Both modelling and experimental approaches have been applied to assess C exchange fluxes at large spatial scales. Yet, these approaches are subjected to substantial limitations and uncertainties. Here, we aim to highlight two key mechanisms able to improve the estimation of the hillslope aggregated CO2 fluxes: (i) the persistence of soil organic carbon (OC) in deep colluvium deposits; and (ii) the physical controls on CO2 fluxes along soil profiles. This study focuses on a sloping cropland in the central loess belt of Belgium. On two contrasted soil types along the studied hillslope, we recorded time-series of CO2 concentration, water content and temperature along 1 m long soil profiles during two periods of 6 months. Then, we calculated profiles of CO2 fluxes using the gradient method. To extrapolate these fluxes to entire yearly periods (2011–2013), we performed simulation using the SOILCO2RothC model. The vertical partitioning of the soil CO2 fluxes shows that ca. 90 to ca. 95% of the surface CO2 fluxes originates from the 10 first centimeters of the soil profile at the footslope.
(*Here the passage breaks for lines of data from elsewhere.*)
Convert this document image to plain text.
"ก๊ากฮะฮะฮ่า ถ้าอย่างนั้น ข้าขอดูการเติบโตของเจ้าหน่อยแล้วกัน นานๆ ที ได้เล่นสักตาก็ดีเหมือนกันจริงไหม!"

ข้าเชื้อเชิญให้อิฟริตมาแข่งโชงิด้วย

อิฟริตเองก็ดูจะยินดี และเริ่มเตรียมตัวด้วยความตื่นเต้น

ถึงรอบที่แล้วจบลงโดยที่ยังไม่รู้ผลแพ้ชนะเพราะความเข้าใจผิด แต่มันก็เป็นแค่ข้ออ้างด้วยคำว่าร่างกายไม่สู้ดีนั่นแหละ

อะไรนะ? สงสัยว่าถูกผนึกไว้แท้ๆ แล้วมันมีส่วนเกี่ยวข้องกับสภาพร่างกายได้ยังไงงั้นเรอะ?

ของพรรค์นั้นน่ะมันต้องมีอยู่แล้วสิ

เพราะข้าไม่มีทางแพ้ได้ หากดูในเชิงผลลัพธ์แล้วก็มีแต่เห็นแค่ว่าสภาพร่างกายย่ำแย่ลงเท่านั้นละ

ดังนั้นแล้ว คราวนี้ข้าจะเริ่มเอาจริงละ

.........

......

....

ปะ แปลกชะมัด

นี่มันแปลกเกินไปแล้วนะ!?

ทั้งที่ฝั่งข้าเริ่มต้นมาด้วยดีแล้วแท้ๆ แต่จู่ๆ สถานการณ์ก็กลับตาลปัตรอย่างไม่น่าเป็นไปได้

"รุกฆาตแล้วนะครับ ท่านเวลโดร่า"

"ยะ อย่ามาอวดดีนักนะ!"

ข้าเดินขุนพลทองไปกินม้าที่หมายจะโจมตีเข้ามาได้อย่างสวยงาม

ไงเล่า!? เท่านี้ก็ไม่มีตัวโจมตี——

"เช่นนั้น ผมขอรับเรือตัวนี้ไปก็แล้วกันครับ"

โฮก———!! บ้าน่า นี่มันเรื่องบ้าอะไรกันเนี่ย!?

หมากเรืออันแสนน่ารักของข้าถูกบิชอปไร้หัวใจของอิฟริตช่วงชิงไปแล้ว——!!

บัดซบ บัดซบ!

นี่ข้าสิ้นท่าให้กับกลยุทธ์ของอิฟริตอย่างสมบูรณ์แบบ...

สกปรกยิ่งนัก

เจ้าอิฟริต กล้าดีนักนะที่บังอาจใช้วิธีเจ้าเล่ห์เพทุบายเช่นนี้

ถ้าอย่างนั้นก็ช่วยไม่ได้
We show that high water filled pore space at this slope position disables the transfer of biotic CO2 along the soil profile. However, the total annual flux averaged along 3 years of simulation show that the top soil layer (0–10 cm) of the footslope generates CO2 fluxes (870 ± 64 CO2-C m−2 year−1 which exceed those observed at the summit position (583 ± 61 CO2-C m−2 year−1. Hence, our results reconcile two seemingly contradictory hypotheses, i.e. (i) these support that soil OC at such a footslope is stored along the main part of the soil profile and submitted to a long-term stabilization, and (ii) at the same time these support that the depositional footslope profile emits more CO2 than the summit, due to its high amount and quality of OC. Our results support the need to consider slopes when modeling soil-atmosphere C exchanges. If landscapes dynamic processes are not accounted for, we pointed out a risk to under-estimate annual soil-atmosphere CO2 exchanges by ca. 20%.